Many historians rate America’s 15th chief executive, James Buchanan, as the most inept occupant of the White House due mainly to the fact that he took no action to unite a country sharply divided over the issue of slavery and did nothing to stop Southern states from seceding in the lead-up to the Civil War. Born in Pennsylvania in 1791, Buchanan’s pre-presidency resume was impressive: He was a successful lawyer, served in the Pennsylvania state legislature and both houses of the U.S. Congress, and did stints as secretary of state and ambassador to Russia and Great Britain. During his winning campaign for the nation’s highest office in 1856, he endorsed the view that residents of each territory, rather than the U.S. government, should decide whether or not to allow slavery. His challenger, Sen. John Fremont of California, the first-ever Republican presidential candidate, opposed the expansion of slavery.

Shortly after Buchanan’s inauguration, the Supreme Court infamously ruled in the Dred Scott case that African Americans were not and never could become U.S. citizens, and the federal government couldn’t outlaw slavery in its territories. Buchanan allegedly influenced the case’s outcome and thought it would permanently put the slavery issue to rest. Instead, the country grew more divided. Referred to as a “doughface” (a Northerner with Southern sympathies), Buchanan went on to further alienate antislavery forces and divide his own party, the Democrats, with his support for the controversial, pro-slavery Lecompton Constitution in territorial Kansas. However, voters there ultimately rejected the document and Kansas entered the Union as a free state.
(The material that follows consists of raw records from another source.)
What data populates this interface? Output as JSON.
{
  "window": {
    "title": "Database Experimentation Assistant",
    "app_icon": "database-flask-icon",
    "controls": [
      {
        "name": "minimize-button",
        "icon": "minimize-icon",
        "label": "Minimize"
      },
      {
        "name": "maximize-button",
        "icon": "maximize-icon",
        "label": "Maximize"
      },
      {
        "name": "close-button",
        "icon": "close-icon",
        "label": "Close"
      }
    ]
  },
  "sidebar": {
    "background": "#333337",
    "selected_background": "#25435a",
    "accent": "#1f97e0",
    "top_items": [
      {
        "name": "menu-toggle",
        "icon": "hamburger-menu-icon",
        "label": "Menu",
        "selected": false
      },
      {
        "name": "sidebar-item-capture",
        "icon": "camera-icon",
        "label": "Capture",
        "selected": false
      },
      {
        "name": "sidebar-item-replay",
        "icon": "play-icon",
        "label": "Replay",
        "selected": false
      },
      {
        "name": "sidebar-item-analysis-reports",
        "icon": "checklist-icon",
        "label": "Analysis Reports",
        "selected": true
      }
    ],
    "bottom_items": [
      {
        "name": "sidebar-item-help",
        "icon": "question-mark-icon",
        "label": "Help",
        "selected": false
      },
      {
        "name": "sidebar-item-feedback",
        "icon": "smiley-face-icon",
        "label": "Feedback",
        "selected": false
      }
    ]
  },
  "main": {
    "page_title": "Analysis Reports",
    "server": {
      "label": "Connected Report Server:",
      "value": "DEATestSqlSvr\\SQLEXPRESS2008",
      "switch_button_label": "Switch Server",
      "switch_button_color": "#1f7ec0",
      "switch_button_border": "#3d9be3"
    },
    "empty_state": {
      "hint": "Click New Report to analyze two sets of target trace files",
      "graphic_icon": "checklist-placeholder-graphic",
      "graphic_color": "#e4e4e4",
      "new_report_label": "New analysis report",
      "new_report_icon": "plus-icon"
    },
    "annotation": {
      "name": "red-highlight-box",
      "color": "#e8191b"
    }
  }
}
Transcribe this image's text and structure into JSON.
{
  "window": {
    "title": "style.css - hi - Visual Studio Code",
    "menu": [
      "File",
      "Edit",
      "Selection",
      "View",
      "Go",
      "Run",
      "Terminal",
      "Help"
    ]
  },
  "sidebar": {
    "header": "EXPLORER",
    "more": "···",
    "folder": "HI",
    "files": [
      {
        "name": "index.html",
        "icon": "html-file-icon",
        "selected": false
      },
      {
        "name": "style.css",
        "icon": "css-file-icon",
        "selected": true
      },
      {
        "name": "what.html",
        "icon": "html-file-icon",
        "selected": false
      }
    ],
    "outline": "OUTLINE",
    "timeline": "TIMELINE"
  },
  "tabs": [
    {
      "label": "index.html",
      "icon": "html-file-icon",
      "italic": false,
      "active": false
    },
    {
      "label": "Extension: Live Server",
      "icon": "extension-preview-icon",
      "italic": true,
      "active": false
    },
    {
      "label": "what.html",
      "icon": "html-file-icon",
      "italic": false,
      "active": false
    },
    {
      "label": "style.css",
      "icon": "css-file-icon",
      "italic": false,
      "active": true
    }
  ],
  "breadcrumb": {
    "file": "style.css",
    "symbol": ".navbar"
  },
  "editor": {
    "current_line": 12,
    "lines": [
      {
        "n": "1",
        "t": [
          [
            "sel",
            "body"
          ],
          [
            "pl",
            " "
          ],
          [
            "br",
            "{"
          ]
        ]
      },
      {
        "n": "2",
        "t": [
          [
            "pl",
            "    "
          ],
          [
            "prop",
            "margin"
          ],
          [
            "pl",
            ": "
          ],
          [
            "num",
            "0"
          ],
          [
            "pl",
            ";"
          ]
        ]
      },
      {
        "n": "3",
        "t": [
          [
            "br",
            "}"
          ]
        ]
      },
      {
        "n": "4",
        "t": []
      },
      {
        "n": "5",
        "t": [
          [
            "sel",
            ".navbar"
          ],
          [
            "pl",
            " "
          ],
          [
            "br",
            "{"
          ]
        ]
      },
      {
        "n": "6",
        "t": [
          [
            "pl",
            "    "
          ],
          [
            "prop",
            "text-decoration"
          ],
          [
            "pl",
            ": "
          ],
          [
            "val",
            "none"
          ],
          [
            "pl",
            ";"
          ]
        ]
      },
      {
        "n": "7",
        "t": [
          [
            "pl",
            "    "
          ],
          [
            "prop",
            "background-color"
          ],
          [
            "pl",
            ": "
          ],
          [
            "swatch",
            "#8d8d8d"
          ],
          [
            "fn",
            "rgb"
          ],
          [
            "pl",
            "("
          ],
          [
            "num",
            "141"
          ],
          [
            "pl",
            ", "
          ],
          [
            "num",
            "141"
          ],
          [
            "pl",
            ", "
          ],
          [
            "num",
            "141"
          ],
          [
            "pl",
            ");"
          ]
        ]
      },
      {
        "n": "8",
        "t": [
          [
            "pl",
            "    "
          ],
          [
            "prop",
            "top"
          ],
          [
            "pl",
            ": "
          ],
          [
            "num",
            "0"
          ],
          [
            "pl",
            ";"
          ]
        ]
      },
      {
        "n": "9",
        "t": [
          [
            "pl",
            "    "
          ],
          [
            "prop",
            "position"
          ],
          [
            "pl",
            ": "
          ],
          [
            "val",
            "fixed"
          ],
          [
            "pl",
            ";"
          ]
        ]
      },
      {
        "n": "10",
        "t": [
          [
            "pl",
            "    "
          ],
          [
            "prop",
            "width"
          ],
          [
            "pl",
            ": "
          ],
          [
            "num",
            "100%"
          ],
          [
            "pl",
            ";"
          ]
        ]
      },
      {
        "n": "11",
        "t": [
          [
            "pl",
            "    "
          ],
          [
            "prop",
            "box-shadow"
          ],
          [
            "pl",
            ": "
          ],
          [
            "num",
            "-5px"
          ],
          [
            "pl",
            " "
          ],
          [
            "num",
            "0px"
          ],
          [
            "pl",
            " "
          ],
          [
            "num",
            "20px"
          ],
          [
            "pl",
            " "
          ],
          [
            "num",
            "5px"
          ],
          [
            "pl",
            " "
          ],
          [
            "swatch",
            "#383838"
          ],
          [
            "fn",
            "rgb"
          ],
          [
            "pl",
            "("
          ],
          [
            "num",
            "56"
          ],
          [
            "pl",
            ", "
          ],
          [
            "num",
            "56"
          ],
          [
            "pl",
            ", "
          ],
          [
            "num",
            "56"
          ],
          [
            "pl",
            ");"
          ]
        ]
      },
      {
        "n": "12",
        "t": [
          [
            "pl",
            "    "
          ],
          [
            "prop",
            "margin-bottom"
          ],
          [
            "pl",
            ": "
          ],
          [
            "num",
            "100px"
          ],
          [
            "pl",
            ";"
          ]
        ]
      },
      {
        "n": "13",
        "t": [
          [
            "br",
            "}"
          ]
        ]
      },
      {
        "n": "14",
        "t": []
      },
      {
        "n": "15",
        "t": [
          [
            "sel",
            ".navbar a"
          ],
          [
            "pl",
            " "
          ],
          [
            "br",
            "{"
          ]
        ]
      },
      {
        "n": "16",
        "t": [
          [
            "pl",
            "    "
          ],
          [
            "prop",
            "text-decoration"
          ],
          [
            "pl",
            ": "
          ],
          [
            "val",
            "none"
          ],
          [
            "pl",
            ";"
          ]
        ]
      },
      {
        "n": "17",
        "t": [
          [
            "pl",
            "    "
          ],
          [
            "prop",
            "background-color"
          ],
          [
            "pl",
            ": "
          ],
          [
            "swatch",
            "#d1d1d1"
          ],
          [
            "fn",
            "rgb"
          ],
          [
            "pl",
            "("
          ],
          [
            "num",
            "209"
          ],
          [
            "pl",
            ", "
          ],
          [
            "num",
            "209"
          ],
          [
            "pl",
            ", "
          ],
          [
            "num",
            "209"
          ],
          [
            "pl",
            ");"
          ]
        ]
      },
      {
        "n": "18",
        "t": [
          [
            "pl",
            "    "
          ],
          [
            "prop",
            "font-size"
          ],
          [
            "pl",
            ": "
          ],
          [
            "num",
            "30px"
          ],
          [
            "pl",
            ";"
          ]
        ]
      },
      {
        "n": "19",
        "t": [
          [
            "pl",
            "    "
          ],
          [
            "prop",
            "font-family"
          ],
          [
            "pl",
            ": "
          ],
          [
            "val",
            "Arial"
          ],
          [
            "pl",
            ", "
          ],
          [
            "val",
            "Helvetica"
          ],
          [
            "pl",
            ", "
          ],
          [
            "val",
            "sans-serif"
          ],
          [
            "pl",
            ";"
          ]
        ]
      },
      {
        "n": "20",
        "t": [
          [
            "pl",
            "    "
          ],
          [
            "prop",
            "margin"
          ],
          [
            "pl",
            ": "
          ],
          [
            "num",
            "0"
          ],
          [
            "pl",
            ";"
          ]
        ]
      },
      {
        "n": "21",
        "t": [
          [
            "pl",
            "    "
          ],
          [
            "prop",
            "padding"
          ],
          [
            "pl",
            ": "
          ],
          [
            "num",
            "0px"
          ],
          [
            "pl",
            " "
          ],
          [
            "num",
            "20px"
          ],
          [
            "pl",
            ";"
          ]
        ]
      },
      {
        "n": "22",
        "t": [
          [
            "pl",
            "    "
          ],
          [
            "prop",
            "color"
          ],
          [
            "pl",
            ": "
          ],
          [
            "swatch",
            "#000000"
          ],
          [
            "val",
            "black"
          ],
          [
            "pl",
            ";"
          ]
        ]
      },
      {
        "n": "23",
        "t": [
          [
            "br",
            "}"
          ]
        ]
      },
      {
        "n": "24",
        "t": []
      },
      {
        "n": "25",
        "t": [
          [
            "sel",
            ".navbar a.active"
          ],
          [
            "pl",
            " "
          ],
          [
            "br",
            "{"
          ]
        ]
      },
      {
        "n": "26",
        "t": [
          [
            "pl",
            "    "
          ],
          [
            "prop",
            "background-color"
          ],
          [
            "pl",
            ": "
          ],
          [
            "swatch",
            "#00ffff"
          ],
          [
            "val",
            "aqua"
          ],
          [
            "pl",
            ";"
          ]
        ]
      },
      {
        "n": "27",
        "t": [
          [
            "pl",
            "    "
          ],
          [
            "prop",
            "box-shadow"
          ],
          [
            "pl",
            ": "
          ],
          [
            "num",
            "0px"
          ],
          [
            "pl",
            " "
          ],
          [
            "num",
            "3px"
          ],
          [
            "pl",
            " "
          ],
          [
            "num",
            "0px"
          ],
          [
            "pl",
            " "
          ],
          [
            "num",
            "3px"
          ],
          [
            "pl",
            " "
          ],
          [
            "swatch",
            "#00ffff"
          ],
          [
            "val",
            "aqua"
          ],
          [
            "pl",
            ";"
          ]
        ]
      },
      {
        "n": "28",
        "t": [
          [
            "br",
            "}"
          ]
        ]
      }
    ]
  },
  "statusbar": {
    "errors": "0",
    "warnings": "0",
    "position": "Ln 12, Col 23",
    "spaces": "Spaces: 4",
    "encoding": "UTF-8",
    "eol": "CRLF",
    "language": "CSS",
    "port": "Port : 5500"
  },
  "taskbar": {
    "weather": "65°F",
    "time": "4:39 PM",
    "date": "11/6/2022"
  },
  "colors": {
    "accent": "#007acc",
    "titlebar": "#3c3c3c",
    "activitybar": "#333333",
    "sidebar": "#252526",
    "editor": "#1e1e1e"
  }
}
James Buchanan. (Credit: Public Domain)
James Buchanan. (Credit: Public Domain)

In response to Abraham Lincoln’s presidential victory in November 1860, seven Southern states seceded and formed the Confederacy. Buchanan contended the states had no constitutional right to exit the Union but felt he had no authority to block them. On his way out of office in March 1861, he dumped the bitterly divisive slavery problem into the lap of the new administration; the next month, the Civil War erupted. Buchanan, the only lifelong bachelor to be president, died at his Pennsylvania estate, Wheatland, in 1868.

Other commanders in chief who get lousy performance reviews from historians include Buchanan’s predecessor, Franklin Pierce, who enabled the expansion of slavery; Lincoln’s successor, Andrew Johnson, who was impeached; and the 29th chief executive, Warren Harding, whose Cabinet was riddled with corruption.